Image for child obesity Cuando la conversación se enfoca en la obesidad infantil en los Estados Unidos, las palabras “grave” y “epidemia” se han vuelto muy comunes. La prescripción comprobada de hacer más ejercicio y tener una mejor nutrición sigue siendo cierta, pero los niños con sobrepeso enfrentan retos únicos cuando se trata de perder peso.

¿Por qué ha aumentado la obesidad infantil y cuáles son los efectos?

Las estadísticas son inquietantes. No solo están incrementando los índices generales de obesidad, los niños más pesados son más pesados de lo que eran hace treinta años. ¿Por qué está pasando esto? Los expertos que han estudiado la obesidad infantil lo atribuyen a un cambio en el estilo de vida. El estilo de vida activo del pasado (caminar a la escuela, jugar al aire libre e involucrarse en actividades después de la escuela) ha sido reemplazado por un estilo de vida sedentario de ver televisión, jugar videojuegos y usar la computadora. Los hábitos alimenticios han cambiado notablemente; las comidas rápidas tienen más grasas y calorías, y reemplazan las frutas y verduras.

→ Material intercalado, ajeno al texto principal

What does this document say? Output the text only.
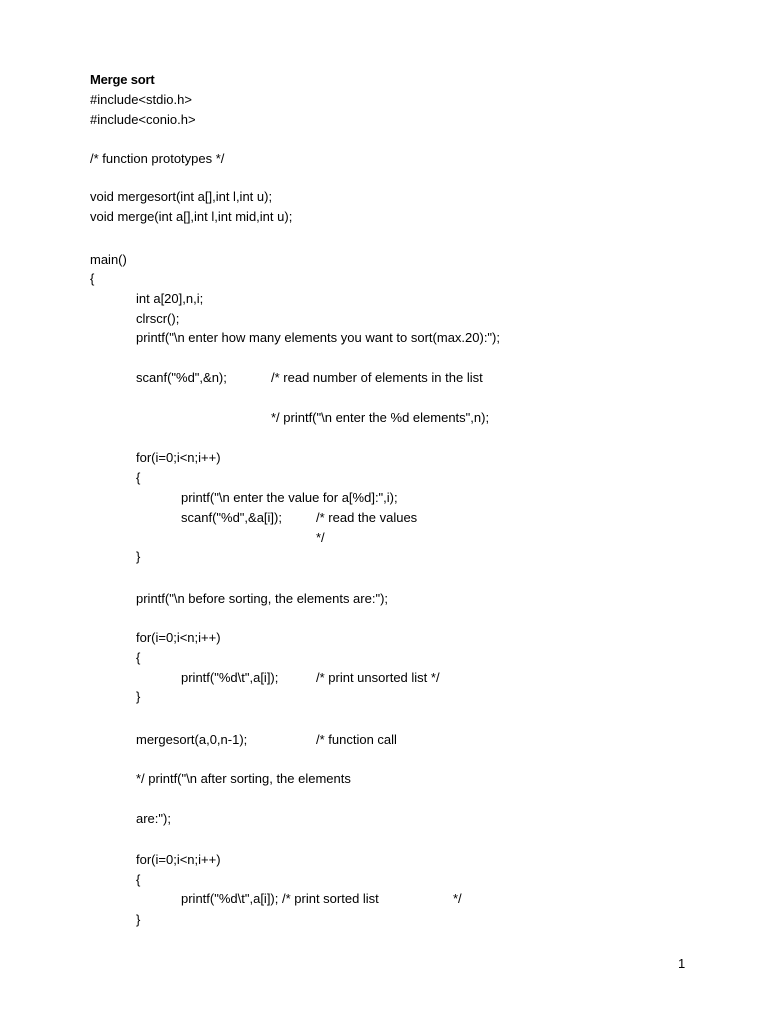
Merge sort
#include<stdio.h>
#include<conio.h>
/* function prototypes */
void mergesort(int a[],int l,int u);
void merge(int a[],int l,int mid,int u);
main()
{
int a[20],n,i;
clrscr();
printf("\n enter how many elements you want to sort(max.20):");
scanf("%d",&n);	/* read number of elements in the list
*/ printf("\n enter the %d elements",n);
for(i=0;i<n;i++)
{
printf("\n enter the value for a[%d]:",i);
scanf("%d",&a[i]);	/* read the values
*/
}
printf("\n before sorting, the elements are:");
for(i=0;i<n;i++)
{
printf("%d\t",a[i]);	/* print unsorted list */
}
mergesort(a,0,n-1);	/* function call
*/ printf("\n after sorting, the elements
are:");
for(i=0;i<n;i++)
{
printf("%d\t",a[i]); /* print sorted list	*/
}
1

Las consecuencias de la obesidad son significativas. Un niño obeso puede desarrollar hipertensión, colesterol elevado y diabetes tipo 2. Estas afecciones pueden aumentar el riesgo de padecer una enfermedad cardiovascular (p. ej., infarto de miocardio, apoplejía). Además, los adolescentes mayores obesos pueden tener un mayor riesgo de muerte en la edad adulta. La obesidad también puede afectar la salud emocional. Un niño obeso puede tener problemas emocionales en la escuela, lidiar con baja autoestima y sentirse deprimido.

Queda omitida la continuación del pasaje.